Division of Thoracic and Cardiovascular Surgery, Chiayi Chang Gung Memorial Hospital, Address: No. 6, W. Sec., Jiapu Rd., Puzi City, Chiayi County, 61363, Taiwan (R.O.C.).
College of Photonics, National Yang Ming Chiao Tung University, Tainan City, 71150, Taiwan.
Sci Rep. 2023 Feb 24;13(1):3263. doi: 10.1038/s41598-023-30437-x.
Since venous reflux is difficult to quantify, triggered angiography non-contrast-enhanced (TRANCE)-magnetic resonance imaging (MRI) is a novel tool for objectively evaluating venous diseases in the lower extremities without using contrast media.
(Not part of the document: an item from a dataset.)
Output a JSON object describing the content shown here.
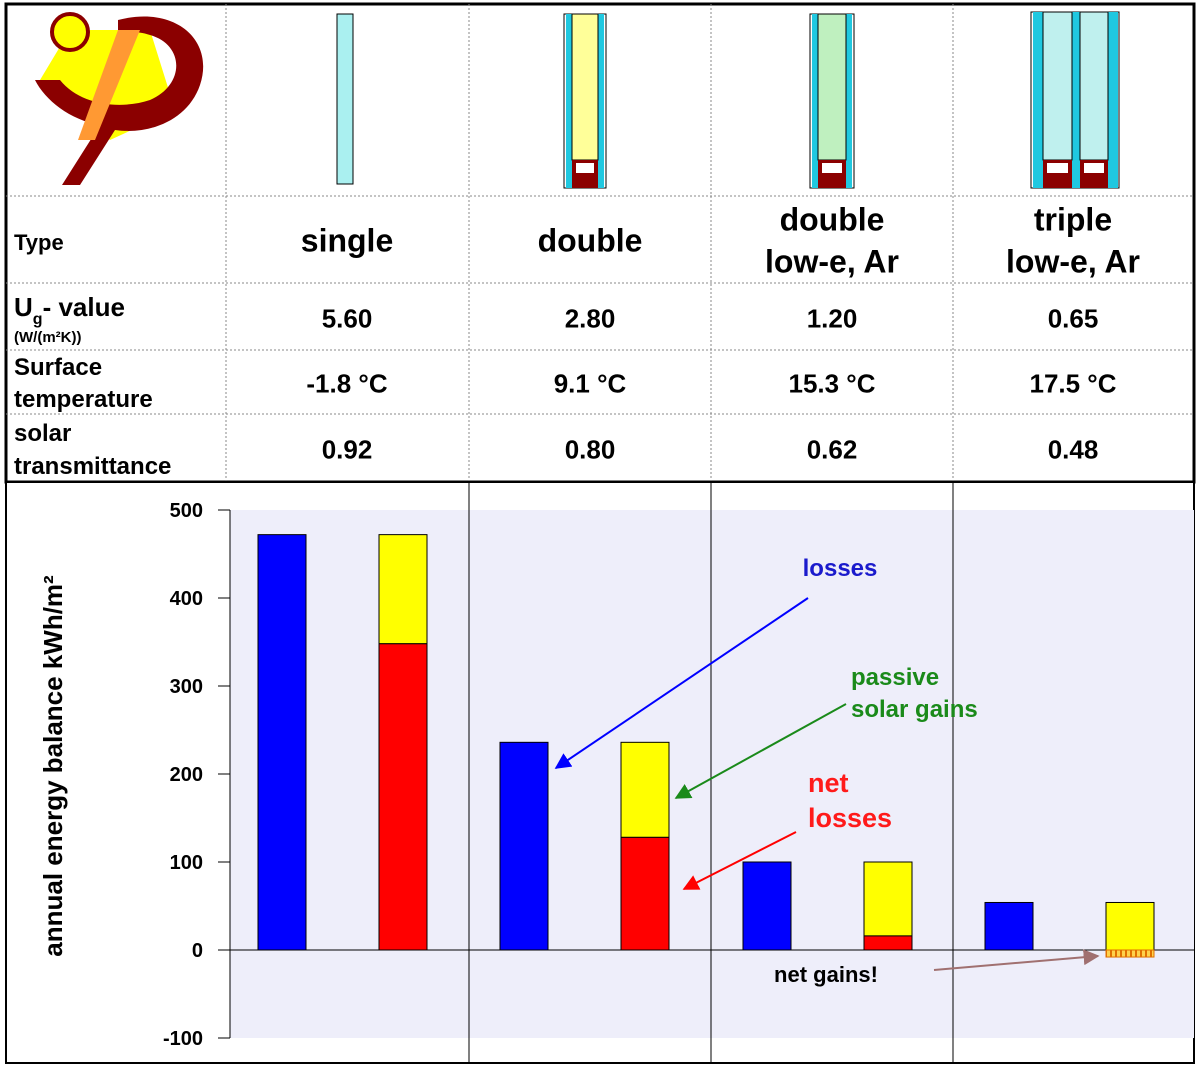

This study included 26 pre-intervention patients with superficial venous reflux in the lower extremities and 15 healthy volunteers. The quantitative flow (QFlow) analyzed the phase shift information from the pixels within the region of interest from MRI. The fast and simple radial basis function neural network (RBFNN) learning model is constructed by determining the parameters of the radial basis function and the weights of the neural network. The input parameters were the variables generated through QFlow, while the output variables were morbid limbs with venous reflux and normal limb classification. The stroke volume, forward flow volume, absolute stroke volume, mean flux, stroke distance, and mean velocity of greater saphenous veins from QFlow analysis could be used to discriminate the morbid limbs of pre-intervention patients and normal limbs of healthy controls. The neural network successfully classified the morbid and normal limbs with an accuracy of 90.24% in the training stage. The classification of venous reflux using the RBFNN model may assist physicians in clinical settings.
由于静脉反流难以量化,触发式非对比增强磁共振血管造影术(TRANCE-MRI)是一种新颖的工具,可在不使用造影剂的情况下客观评估下肢静脉疾病。本研究纳入了 26 例下肢浅静脉反流的术前患者和 15 名健康志愿者。定量流量(QFlow)分析了来自感兴趣区域内像素的相位偏移信息。快速而简单的径向基函数神经网络(RBFNN)学习模型通过确定径向基函数的参数和神经网络的权重来构建。输入参数是通过 QFlow 生成的变量,而输出变量是静脉反流的患病肢体和正常肢体的分类。QFlow 分析得出的大隐静脉的每搏量、正向流量、绝对每搏量、平均通量、每搏距离和平均速度可用于区分术前患者的患病肢体和健康对照组的正常肢体。神经网络在训练阶段成功地将患病和正常肢体分类,准确率为 90.24%。使用 RBFNN 模型对静脉反流进行分类,可能有助于医生在临床环境中进行诊断。